Monday, December 7th, 2009


Since 1954, Canada’s banks have been employing in a new way those funds which they are prepared to invest for only very short periods. In addition to purchasing Treasury Bills on their own behalf, they have been lending spare cash to investment dealers which the latter in turn use to buy Treasury Bills. (The dealers are continuously purchasing these Bills on behalf of clients or for their own portfolios, and therefore very frequently need bank loans to pay for these purchases.) These bank loans to dealers are made on a “day-to-day” basis; the bank has the right to demand  repayment of the loan at any time. Once the bank demands repayment, the dealer must repay the loan within a matter of hours. To the banker these “day-to-day” loans are even more liquid than Treasury Bills; they can be converted into cash more speedily, and they involve no risk whatsoever of capital loss. Whereas even a 91 day Treasury Bill may have fallen slightly in value when a banker wishes to sell it to raise cash, a “day-to-day” borrower must repay exactly what he has borrowed. The rate of interest received on such loans is of course always lower than the rate currently earned on Treasury Bills, but the banks are willing to accept the lower interest in order to gain the higher liquidity.

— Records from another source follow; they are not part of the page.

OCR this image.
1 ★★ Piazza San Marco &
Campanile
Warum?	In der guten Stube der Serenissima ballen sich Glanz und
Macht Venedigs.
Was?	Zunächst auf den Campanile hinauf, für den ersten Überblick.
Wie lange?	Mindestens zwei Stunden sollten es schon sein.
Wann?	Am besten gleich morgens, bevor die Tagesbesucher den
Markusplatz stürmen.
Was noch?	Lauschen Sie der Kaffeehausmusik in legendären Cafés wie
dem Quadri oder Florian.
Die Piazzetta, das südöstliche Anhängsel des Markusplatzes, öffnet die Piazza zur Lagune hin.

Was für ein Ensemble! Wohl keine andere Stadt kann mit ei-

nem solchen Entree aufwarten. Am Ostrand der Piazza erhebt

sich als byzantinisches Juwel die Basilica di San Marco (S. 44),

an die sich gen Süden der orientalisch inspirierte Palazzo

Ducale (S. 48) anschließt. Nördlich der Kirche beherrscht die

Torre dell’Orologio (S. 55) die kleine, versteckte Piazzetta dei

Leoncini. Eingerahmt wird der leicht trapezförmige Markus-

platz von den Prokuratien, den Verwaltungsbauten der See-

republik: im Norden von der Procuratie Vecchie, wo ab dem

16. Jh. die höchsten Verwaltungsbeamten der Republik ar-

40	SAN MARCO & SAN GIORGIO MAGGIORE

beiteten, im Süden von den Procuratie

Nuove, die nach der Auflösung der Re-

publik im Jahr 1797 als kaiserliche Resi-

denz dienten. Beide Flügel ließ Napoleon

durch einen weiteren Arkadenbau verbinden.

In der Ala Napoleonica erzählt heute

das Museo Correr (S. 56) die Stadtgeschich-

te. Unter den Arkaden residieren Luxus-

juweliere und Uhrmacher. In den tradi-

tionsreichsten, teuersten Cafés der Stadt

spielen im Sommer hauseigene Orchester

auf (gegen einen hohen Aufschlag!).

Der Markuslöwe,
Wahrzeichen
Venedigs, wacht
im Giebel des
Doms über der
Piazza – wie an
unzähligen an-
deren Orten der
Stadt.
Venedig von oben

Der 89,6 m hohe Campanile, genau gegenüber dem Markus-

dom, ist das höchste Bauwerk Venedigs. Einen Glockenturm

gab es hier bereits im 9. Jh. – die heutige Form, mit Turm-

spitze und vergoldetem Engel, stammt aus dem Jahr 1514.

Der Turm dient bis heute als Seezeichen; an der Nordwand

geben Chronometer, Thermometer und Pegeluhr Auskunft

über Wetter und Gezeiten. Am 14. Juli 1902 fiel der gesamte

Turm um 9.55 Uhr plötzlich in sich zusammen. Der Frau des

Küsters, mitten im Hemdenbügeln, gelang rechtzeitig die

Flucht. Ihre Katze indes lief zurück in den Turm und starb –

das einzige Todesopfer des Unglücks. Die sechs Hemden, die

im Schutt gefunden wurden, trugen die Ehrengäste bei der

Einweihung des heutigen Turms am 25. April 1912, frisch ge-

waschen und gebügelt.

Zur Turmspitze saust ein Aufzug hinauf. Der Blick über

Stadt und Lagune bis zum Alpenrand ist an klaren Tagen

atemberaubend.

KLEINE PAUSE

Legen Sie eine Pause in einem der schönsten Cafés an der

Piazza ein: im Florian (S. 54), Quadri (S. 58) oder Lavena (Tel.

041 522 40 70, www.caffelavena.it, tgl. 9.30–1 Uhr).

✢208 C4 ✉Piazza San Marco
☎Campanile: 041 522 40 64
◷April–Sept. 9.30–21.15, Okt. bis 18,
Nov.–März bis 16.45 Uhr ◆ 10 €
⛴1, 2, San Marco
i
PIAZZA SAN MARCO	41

These Bills are in effect very short term bonds. The federal government, which needs cash at all times to meet its daily expenses, offers Treasury bills for sale each week (currently about $100 million weekly). These are offered for sale on a tender basis. Anyone can bid for them, indicating in his bid the quantity he wishes to buy and the price he is prepared to pay. The price paid by a successful tenderer determines the interest he receives, since this will consist of the difference between that price, and the face value of the Bill which he will receive upon its maturity date.

The banks are the chief bidders at the weekly auctions of Treasury Bills; the short maturity of the Bills renders them an excellent investment for any bank which has cash to spare but does not wish to commit that cash for a lengthy period. Furthermore, if a bank buys Bills regularly, it will regularly receive cash, for Bills which mature. If a bank buys $1 million worth of 91 day (13 week) Treasury Bills every week, Then each week it will receive $1 million from the federal government in redemption of the Bills which it had bought  13 weeks before. If ever the bank wished to increase its cash in any week, it could simply refrain from buying any new Bills that week; its cash would automatically rise by $1 million, through the redemption by the government of Bills which currently became due for repayment.